Results and discussion

Preliminary study:
Four groups, each of 2 fasted rats (1 male, 1 female), were treated with dose levels of 50, 250, 1250 and 5000 mg/kg.
Effect levelsopen allclose all
Sex:
male/female
Dose descriptor:
LD50
Effect level:
4 077 mg/kg bw
Based on:
test mat.
95% CL:
3 331 - 6 052
Sex:
male
Dose descriptor:
LD50
Effect level:
5 107 mg/kg bw
Based on:
test mat.
Remarks on result:
other: no CL determined
Sex:
female
Dose descriptor:
LD50
Effect level:
3 710 mg/kg bw
Based on:
test mat.
95% CL:
2 816 - 5 272
Mortality:
A total of 12 (5 male, 7 female) of the 40 animals died during the study period. All deaths were noted 24 or 48 hours after treatment.
Clinical signs:
1770 mg/kg:
All animals treated with 1770 mg/kg appeared normal 2 hours after dosing. The antmals appeared prostrate and/or lethargic 4 hours after dosing but recovered and all animals appeared normal on day one and throughout the study period.

2500 mg/kg:
The major sign of toxicity noted 2 to 4 hours in animals treated with 2500 mg/kg after dosing were prostration and/or lethargy. One animal also showed tremors 4 hours after treatment. Surviving animals appeared normal 2 days after treatment.

3530 mg/kg:
Major signs of toxicity noted during the day of dosing in animals treated with 3530 mg/kg were prostration and/or lethargy. Occasional signs of ataxia and tremors were also noted. All surviving animals appeared normal on day 1 and throughout the study period.

5000 mg/kg:
Animals treated with 5000 mg/kg also showed prostration and/or lethargy during the day of dosing and in surviving animals the day after dosing. Occasional signs of ataxia, tremors and piloerection were noted during the day of dosing. All surviving animals appeared normal 2 days after treatment.
Body weight:
All surviving animals showed body weight gains at the end of the study period.
Gross pathology:
Major pathological findings in animals dying during the study were associated with the stomach and gastrointestinal tract. These organs appeared distended or filled with gas.The lungs occasionally showed red patches on all lobes.

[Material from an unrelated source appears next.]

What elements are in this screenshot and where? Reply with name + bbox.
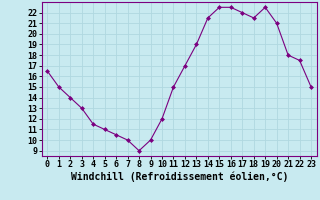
X-axis label: Windchill (Refroidissement éolien,°C): Windchill (Refroidissement éolien,°C) (70, 172, 288, 182)
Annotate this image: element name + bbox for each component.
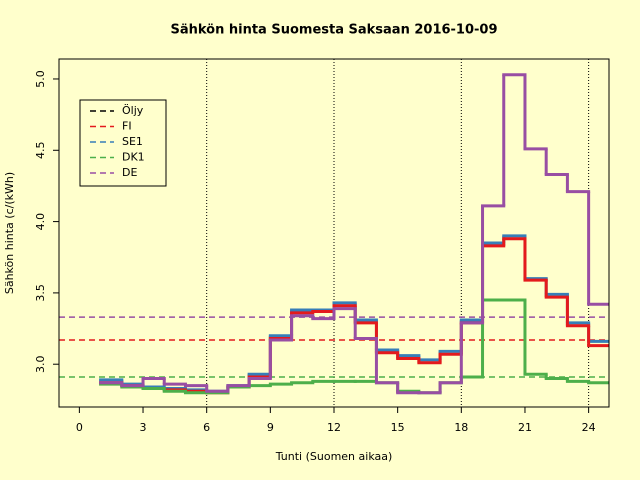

Applicant's summary and conclusion

Interpretation of results:
not classified
Remarks:
Migrated information Criteria used for interpretation of results: EU
Conclusions:
The acute oral toxicity LD50 on Wistar rats was determined to be 4077 mg/kg combined for both sexes, 5107 mg/kg for male and 3710 mg/kg for female rats.
Executive summary:

The study was performed 1983, in accordance with OECD 401 and under GLP. Following a screening study, 4 groups, each of 10 fasted rats (5 male, 5 female) were treated with a single oral dose of P5175 at dose levels of 1770, 2500, 3530 and 5000 mg/kg. The vehicle used was corn oil.

1. Clinical observations:

Clinical signs were observed throughout all dose groups and included prostration, lethargy, tremor, ataxia and piloerection. Surviving animals appeared normal within 1-2 days after treatment.

2. Mortality:

5 males and 7 females died during the study period. All deaths occured 24 or 48 hours after treatment.

Based on the test results, the test item has no classification/labelling requirements.